What is the average cost of medical billing services?
In the USA, small to mid-size practices spend an average of 5% to 7% of collected revenue for outsourced medical billing services. Flat-fee arrangements typically cost $500 to $1,500 per month for solo providers and scale based on provider count and claim volume. The right benchmark will depend on your specialty and practice size.

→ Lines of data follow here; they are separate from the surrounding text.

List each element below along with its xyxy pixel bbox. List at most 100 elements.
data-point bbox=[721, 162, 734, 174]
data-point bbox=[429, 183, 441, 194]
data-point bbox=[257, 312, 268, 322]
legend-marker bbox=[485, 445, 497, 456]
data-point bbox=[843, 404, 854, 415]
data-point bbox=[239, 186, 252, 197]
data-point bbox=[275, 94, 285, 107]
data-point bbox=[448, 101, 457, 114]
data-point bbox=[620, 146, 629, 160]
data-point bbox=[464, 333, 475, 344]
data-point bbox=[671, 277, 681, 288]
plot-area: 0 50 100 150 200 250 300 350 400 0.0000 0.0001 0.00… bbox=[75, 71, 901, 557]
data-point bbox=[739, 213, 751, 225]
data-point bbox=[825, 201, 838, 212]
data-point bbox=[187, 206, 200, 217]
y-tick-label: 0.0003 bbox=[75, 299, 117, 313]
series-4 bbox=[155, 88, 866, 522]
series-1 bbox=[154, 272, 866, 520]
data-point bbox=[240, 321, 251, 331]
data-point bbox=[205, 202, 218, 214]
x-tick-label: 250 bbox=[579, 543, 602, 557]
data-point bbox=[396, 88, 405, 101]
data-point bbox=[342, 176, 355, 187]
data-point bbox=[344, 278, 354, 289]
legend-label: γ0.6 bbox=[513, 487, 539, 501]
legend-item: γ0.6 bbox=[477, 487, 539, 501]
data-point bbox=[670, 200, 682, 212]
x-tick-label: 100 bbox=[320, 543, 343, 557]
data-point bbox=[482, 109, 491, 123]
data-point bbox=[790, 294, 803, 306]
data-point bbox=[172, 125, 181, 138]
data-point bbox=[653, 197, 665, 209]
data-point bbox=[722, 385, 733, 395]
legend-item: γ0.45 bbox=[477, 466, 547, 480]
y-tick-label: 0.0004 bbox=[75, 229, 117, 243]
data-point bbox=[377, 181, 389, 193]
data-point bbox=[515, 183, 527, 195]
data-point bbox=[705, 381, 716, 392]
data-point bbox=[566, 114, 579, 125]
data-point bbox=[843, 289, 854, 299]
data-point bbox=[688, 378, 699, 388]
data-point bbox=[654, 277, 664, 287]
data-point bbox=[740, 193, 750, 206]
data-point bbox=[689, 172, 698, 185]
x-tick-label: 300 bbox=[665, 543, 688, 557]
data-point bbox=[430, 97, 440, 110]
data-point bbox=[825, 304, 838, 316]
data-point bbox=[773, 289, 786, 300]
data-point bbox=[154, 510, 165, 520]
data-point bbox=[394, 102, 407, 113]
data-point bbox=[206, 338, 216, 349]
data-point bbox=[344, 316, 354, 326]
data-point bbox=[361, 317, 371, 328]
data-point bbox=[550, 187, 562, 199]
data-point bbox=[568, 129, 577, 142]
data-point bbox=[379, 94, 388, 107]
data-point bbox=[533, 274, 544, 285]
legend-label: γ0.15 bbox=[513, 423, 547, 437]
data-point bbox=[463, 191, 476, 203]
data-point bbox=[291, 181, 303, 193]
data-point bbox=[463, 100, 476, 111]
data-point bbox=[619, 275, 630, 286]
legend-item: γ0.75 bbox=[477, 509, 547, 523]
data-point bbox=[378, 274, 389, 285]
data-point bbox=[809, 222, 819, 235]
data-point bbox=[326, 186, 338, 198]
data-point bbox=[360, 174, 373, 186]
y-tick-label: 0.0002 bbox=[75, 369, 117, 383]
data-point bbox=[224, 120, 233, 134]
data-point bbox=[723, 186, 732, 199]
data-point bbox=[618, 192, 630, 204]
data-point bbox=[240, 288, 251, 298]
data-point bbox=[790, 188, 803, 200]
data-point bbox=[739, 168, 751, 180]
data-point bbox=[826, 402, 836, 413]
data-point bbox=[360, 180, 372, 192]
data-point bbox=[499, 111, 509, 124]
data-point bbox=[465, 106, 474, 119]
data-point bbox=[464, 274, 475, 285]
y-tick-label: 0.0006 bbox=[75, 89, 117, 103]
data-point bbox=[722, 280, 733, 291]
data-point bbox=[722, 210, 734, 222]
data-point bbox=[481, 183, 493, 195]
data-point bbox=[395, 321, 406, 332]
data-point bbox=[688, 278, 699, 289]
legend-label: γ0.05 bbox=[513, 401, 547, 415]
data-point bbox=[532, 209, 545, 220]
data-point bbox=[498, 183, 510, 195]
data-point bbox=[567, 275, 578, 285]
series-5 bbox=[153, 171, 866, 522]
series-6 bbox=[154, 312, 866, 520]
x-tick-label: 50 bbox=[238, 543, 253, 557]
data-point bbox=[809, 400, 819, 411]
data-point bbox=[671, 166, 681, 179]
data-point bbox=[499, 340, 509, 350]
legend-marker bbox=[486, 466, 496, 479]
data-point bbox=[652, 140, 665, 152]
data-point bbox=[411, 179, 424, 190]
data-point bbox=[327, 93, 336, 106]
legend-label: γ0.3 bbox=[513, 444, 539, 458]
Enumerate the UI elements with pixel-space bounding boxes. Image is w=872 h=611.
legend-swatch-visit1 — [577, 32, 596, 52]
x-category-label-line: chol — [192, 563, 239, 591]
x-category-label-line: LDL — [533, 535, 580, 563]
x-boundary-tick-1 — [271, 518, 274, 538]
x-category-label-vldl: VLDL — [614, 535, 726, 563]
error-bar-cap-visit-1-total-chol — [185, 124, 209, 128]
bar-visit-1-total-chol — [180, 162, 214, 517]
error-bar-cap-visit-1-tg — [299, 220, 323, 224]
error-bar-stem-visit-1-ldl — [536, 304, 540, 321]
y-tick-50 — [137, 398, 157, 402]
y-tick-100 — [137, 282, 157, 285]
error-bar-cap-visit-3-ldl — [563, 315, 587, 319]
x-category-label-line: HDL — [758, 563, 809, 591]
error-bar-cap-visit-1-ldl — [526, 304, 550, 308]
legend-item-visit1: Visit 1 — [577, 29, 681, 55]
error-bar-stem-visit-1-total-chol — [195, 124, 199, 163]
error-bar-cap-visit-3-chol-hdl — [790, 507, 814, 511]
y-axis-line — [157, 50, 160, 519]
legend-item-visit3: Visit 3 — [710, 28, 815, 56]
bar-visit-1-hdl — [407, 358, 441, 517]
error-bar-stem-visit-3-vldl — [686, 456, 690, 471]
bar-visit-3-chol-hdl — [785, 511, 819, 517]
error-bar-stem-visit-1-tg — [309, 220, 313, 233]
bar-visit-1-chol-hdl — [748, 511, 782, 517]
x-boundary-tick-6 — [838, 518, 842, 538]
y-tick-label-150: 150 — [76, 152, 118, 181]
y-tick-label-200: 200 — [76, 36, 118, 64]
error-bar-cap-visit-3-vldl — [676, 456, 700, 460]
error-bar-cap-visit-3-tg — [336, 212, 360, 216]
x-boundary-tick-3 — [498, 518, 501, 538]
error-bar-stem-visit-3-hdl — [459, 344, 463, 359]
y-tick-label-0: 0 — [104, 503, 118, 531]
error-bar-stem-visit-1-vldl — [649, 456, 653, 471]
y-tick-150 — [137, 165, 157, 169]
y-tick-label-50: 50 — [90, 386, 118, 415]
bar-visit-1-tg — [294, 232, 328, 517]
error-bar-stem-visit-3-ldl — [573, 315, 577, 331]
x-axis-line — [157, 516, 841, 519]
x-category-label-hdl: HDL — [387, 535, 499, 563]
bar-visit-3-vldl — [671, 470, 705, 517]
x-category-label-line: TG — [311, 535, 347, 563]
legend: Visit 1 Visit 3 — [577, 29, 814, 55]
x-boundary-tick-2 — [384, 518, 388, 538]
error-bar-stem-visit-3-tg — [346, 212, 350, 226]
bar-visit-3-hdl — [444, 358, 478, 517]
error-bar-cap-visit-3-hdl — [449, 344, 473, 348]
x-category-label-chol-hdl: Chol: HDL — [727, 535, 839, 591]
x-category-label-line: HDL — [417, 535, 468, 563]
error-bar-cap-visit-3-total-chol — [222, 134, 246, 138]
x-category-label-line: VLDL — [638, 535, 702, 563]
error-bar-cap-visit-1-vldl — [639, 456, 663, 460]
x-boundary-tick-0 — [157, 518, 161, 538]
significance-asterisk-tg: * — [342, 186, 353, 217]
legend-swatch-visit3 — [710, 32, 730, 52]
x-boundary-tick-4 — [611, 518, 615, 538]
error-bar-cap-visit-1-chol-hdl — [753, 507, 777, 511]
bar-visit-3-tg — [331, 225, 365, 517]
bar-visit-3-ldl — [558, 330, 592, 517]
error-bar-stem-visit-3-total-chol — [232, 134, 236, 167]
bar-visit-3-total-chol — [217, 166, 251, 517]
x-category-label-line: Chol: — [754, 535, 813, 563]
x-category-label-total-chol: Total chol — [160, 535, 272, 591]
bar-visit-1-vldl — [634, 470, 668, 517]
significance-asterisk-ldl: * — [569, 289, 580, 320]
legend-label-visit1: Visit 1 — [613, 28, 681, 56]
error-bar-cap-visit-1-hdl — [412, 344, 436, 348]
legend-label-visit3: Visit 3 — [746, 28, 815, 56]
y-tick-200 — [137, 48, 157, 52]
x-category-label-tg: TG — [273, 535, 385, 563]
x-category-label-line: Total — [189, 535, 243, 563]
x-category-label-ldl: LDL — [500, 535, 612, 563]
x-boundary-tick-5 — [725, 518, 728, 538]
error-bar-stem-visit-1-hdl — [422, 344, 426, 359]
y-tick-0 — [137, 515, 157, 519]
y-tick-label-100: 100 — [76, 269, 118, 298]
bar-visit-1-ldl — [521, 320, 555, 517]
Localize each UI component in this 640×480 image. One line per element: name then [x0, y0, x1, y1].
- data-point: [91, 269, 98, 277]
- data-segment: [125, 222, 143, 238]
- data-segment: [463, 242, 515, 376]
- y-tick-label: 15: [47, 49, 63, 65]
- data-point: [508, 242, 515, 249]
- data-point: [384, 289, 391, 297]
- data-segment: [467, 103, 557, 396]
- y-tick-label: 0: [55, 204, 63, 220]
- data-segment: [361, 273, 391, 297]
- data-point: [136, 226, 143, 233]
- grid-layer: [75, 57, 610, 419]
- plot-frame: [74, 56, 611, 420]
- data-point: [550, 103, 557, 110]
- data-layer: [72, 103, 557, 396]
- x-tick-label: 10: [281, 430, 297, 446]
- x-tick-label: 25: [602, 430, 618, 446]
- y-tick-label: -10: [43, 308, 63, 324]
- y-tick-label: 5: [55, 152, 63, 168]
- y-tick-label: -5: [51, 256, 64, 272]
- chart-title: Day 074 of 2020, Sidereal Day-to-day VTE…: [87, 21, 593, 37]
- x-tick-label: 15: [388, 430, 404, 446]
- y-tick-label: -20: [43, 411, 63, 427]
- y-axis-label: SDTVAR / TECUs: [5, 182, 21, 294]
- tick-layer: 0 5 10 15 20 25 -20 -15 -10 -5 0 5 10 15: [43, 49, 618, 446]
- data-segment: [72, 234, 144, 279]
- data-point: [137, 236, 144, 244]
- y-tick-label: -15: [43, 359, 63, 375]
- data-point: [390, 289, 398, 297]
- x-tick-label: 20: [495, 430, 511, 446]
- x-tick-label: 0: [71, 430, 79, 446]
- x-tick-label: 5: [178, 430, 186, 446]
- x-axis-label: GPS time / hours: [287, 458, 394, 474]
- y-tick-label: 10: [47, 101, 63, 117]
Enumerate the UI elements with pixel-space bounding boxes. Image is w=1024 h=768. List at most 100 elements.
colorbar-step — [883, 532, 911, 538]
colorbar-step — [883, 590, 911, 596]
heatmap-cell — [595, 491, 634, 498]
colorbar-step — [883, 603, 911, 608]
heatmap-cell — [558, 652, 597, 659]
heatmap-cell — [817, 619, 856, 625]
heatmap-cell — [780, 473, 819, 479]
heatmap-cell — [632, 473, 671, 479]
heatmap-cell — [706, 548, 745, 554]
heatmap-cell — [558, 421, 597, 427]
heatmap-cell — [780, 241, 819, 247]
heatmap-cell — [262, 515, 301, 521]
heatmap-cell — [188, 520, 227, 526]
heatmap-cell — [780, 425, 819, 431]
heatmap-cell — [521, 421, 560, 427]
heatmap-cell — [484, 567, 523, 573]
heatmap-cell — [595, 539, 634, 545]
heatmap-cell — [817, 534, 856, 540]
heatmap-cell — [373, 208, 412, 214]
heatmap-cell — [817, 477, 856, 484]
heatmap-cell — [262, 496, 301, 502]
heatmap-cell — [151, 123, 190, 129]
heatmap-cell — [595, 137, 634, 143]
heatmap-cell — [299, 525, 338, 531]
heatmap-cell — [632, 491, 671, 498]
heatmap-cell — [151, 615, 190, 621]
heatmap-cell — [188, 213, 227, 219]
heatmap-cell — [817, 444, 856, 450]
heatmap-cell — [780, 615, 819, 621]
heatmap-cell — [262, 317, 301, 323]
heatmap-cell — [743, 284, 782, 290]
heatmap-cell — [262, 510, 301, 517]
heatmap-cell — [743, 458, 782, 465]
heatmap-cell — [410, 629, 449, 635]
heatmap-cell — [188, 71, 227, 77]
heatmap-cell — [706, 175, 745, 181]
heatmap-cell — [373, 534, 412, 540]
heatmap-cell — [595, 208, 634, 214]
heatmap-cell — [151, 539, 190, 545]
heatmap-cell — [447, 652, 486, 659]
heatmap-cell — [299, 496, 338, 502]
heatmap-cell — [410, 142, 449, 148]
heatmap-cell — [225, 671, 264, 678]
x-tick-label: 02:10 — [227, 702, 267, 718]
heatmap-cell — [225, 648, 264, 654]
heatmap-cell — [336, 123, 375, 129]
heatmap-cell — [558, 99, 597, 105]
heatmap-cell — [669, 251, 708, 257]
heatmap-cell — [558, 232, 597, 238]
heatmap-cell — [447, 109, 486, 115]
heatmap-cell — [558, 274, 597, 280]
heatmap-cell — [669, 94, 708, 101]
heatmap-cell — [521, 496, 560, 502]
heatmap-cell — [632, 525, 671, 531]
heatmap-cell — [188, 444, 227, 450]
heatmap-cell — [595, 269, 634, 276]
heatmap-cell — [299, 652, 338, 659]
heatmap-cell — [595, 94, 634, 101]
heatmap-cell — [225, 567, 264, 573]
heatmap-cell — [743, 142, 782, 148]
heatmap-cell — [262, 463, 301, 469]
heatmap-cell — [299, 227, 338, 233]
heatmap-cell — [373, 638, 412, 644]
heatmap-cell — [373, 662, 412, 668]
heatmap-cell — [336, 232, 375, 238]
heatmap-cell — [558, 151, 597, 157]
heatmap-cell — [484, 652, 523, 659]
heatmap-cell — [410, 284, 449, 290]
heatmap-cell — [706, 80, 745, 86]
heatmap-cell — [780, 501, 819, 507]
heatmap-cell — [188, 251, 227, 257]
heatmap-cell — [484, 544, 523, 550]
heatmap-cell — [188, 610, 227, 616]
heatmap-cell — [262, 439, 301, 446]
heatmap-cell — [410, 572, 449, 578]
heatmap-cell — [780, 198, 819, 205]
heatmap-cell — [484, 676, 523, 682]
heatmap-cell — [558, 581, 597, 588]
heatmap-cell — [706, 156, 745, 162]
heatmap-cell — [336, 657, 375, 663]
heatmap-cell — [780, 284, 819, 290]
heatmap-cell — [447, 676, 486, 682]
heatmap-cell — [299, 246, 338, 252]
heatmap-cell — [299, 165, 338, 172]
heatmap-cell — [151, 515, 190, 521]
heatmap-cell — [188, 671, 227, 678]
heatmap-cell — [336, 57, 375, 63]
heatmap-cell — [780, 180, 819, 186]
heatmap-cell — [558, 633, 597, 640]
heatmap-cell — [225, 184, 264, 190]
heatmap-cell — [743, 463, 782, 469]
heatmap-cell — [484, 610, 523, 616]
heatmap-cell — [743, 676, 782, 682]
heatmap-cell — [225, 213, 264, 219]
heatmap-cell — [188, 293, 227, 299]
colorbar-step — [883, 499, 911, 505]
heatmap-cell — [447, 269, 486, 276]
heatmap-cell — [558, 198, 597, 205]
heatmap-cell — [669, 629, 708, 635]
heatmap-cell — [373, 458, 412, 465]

Are there setup fees for medical billing companies?
According to some billing companies, the cost of onboarding or setup fees ranges from a few hundred dollars to over $2,000, depending on the complexity of EHR integration and the size of the practice. Some bypass the setup fees entirely. Always verify what is included in the base contract and what will result in additional charges: patient statements, credentialing support, and advanced reporting.